I took the Mensa workout quiz to see if I’m in any way intelligent. It’s 30 questions in 30 minutes. I answered three. Got a headache. And got two wrong.

Maybe I aimed too high or maybe my brain is just wired differently to the smarter beings on this earth. That’s what scientists, and the likes of Thomas Harvey, have been trying to figure out for years.

They don’t know what creates intelligence. Some say it’s biological, others used to think it was size, and there are those non-science guys who speak of the soul.

Scientists have mapped brain patterns; they discovered that women have more white matter than grey matter – the grey processes information and the white connects it all.

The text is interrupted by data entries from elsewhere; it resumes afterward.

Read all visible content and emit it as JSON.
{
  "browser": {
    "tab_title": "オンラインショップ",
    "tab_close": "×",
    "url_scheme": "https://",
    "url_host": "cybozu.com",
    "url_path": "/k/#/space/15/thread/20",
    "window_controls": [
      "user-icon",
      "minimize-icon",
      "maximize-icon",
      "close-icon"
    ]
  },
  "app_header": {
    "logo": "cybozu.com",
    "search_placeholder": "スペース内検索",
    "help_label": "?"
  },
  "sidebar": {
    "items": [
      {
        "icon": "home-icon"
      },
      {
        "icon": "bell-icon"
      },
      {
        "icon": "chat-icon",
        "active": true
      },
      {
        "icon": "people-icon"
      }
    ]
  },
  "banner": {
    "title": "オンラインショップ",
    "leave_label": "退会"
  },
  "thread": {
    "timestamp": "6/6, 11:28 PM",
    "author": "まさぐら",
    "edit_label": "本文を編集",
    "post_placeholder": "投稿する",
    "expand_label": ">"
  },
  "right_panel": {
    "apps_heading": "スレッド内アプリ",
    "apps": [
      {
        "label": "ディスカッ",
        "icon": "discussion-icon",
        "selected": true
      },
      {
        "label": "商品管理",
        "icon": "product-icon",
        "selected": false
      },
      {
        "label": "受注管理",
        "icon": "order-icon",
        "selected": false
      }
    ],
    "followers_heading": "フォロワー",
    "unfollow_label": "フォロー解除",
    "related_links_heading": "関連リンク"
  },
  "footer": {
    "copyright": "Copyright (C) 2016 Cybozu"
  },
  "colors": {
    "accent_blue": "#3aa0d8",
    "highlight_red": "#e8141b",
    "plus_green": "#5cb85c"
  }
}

Some also suggest that fast brain growth in babies leads to autism and that smaller brains can result in ADHD.

Neuroscientists from Caltech; the University of Iowa, and the University of California tested 241 patients with brain injuries. They all took IQ tests and researchers mapped the brains’ injured areas and linked them with the IQ scores.

They discovered that general intelligence is determined by a network of regions across both sides of the brain. So it’s not just one piece that’s responsible for IQ, it’s a collective effort by all neurons and folds.

This work backs up a theory from 2007: parieto-frontal integration. This PFI thing says that intelligence depends on how well the brain can pull different bits of information together.

So intelligence is not controlled by one area. There is no one type of genius. O’Reilly says “everybody’s above average these days”. And he’s probably right.